Requirement: Display the sum of a calculated column in the footer of continuous form and keep the column and the sum updated when rows are updated. The recordsource can be a stored procedure (preferred), selection from a view, or any other method that will work. Back-end server is M SSQL 2000, though it will in a matter of months be upgraded to SQL 2005
Issue: Access ADP manages updates and refreshes behind the scenes. Because it queries the "unique table" directly to refresh updated values and skips the stored procedure entirely, it does not update the calculated column and thus does not update the sum expression. A requery of the entire recordset is not acceptable because then row selection and form scroll position are lost and it generates an additional hit on the database.
Setup:
See the attached code to create a SQL Server database, two tables, and a stored procedure. See the attached file for a working ADP connected with integrated security to "(local)" which demonstrates the problem (rename .txt to .zip and extract). Or use the instructions in the attached code to reproduce the ADP.
To reproduce the problem:
Open ExampleForm. See that the sum of the queried rows is displayed in the footer. If you change Number1 or Number2, the CalcTotal field is not updated and the sum is not updated.

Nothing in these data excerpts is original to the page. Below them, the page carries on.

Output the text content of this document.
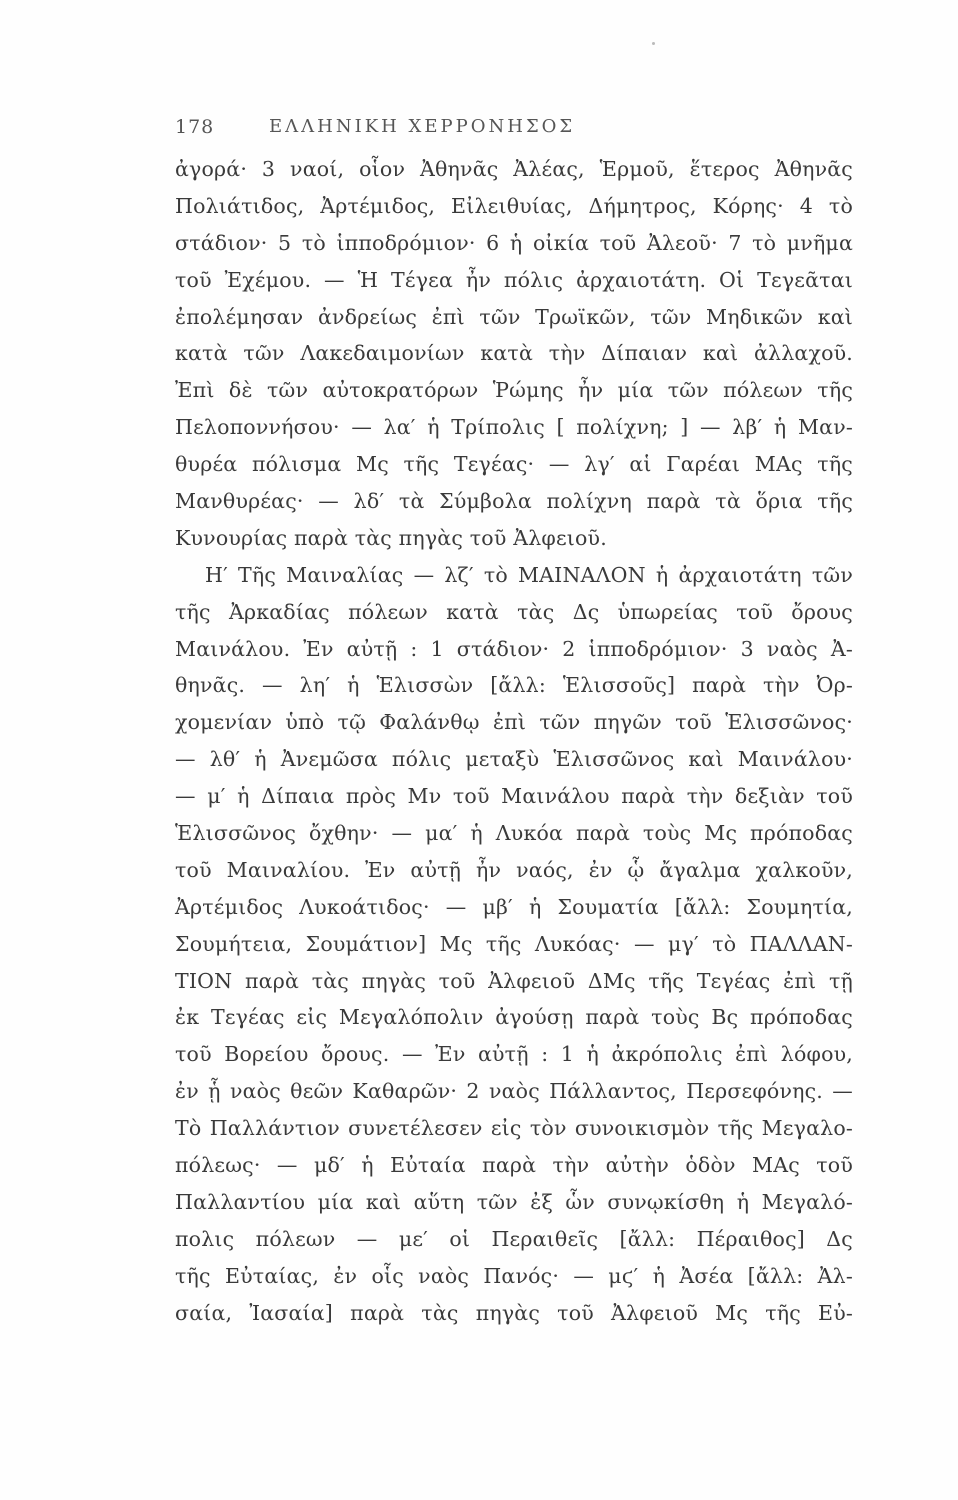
178	ΕΛΛΗΝΙΚΗ ΧΕΡΡΟΝΗΣΟΣ
ἀγορά· 3 ναοί, οἷον Ἀθηνᾶς Ἀλέας, Ἑρμοῦ, ἕτερος Ἀθηνᾶς
Πολιάτιδος, Ἀρτέμιδος, Εἰλειθυίας, Δήμητρος, Κόρης· 4 τὸ
στάδιον· 5 τὸ ἱπποδρόμιον· 6 ἡ οἰκία τοῦ Ἀλεοῦ· 7 τὸ μνῆμα
τοῦ Ἐχέμου. — Ἡ Τέγεα ἦν πόλις ἀρχαιοτάτη. Οἱ Τεγεᾶται
ἐπολέμησαν ἀνδρείως ἐπὶ τῶν Τρωϊκῶν, τῶν Μηδικῶν καὶ
κατὰ τῶν Λακεδαιμονίων κατὰ τὴν Δίπαιαν καὶ ἀλλαχοῦ.
Ἐπὶ δὲ τῶν αὐτοκρατόρων Ῥώμης ἦν μία τῶν πόλεων τῆς
Πελοποννήσου· — λα′ ἡ Τρίπολις [ πολίχνη; ] — λβ′ ἡ Μαν-
θυρέα πόλισμα Μς τῆς Τεγέας· — λγ′ αἱ Γαρέαι ΜΑς τῆς
Μανθυρέας· — λδ′ τὰ Σύμβολα πολίχνη παρὰ τὰ ὅρια τῆς
Κυνουρίας παρὰ τὰς πηγὰς τοῦ Ἀλφειοῦ.
Η′ Τῆς Μαιναλίας — λζ′ τὸ ΜΑΙΝΑΛΟΝ ἡ ἀρχαιοτάτη τῶν
τῆς Ἀρκαδίας πόλεων κατὰ τὰς Δς ὑπωρείας τοῦ ὄρους
Μαινάλου. Ἐν αὐτῇ : 1 στάδιον· 2 ἱπποδρόμιον· 3 ναὸς Ἀ-
θηνᾶς. — λη′ ἡ Ἑλισσὼν [ἄλλ: Ἑλισσοῦς] παρὰ τὴν Ὀρ-
χομενίαν ὑπὸ τῷ Φαλάνθῳ ἐπὶ τῶν πηγῶν τοῦ Ἑλισσῶνος·
— λθ′ ἡ Ἀνεμῶσα πόλις μεταξὺ Ἑλισσῶνος καὶ Μαινάλου·
— μ′ ἡ Δίπαια πρὸς Μν τοῦ Μαινάλου παρὰ τὴν δεξιὰν τοῦ
Ἑλισσῶνος ὄχθην· — μα′ ἡ Λυκόα παρὰ τοὺς Μς πρόποδας
τοῦ Μαιναλίου. Ἐν αὐτῇ ἦν ναός, ἐν ᾧ ἄγαλμα χαλκοῦν,
Ἀρτέμιδος Λυκοάτιδος· — μβ′ ἡ Σουματία [ἄλλ: Σουμητία,
Σουμήτεια, Σουμάτιον] Μς τῆς Λυκόας· — μγ′ τὸ ΠΑΛΛΑΝ-
ΤΙΟΝ παρὰ τὰς πηγὰς τοῦ Ἀλφειοῦ ΔΜς τῆς Τεγέας ἐπὶ τῇ
ἐκ Τεγέας εἰς Μεγαλόπολιν ἀγούσῃ παρὰ τοὺς Βς πρόποδας
τοῦ Βορείου ὄρους. — Ἐν αὐτῇ : 1 ἡ ἀκρόπολις ἐπὶ λόφου,
ἐν ᾗ ναὸς θεῶν Καθαρῶν· 2 ναὸς Πάλλαντος, Περσεφόνης. —
Τὸ Παλλάντιον συνετέλεσεν εἰς τὸν συνοικισμὸν τῆς Μεγαλο-
πόλεως· — μδ′ ἡ Εὐταία παρὰ τὴν αὐτὴν ὁδὸν ΜΑς τοῦ
Παλλαντίου μία καὶ αὕτη τῶν ἐξ ὧν συνῳκίσθη ἡ Μεγαλό-
πολις πόλεων — με′ οἱ Περαιθεῖς [ἄλλ: Πέραιθος] Δς
τῆς Εὐταίας, ἐν οἷς ναὸς Πανός· — μϛ′ ἡ Ἀσέα [ἄλλ: Ἀλ-
σαία, Ἰασαία] παρὰ τὰς πηγὰς τοῦ Ἀλφειοῦ Μς τῆς Εὐ-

Don't worry about the given form and subform's ability to add new records or other functionality, as I have that covered.
Please provide a solution that doesn't store the calculation in the database (or give good reasoning why this denormalization would be acceptable and how data integrity would be maintained). A calculated field is okay, but performance also matters: a calculated field that uses a function will be very slow, whereas a query that does the same calculation inline will be faster. Keep in mind potential reporting scenarios with where clauses using the calculated value.
Ideas:
- Create a WITH VIEW_METADATA view and make the SP select from this: in tests this failed because the recordset was not updatable, even with SCHEMABINDING and a clustered primary key index on the view. Maybe I messed this up.
- Calculated column in table. I am trying to avoid a function which would be required in order to pick up the multiplier value from the main table.
- Database redesign: suggest a design that reproduces the conceptual layout that doesn't suffer from the same problems.
I am open to better ways to link parent and child subforms, but a SQL profiler session to see what Access really does behind the scenes is necessary to help gauge the performance and elegance of the result.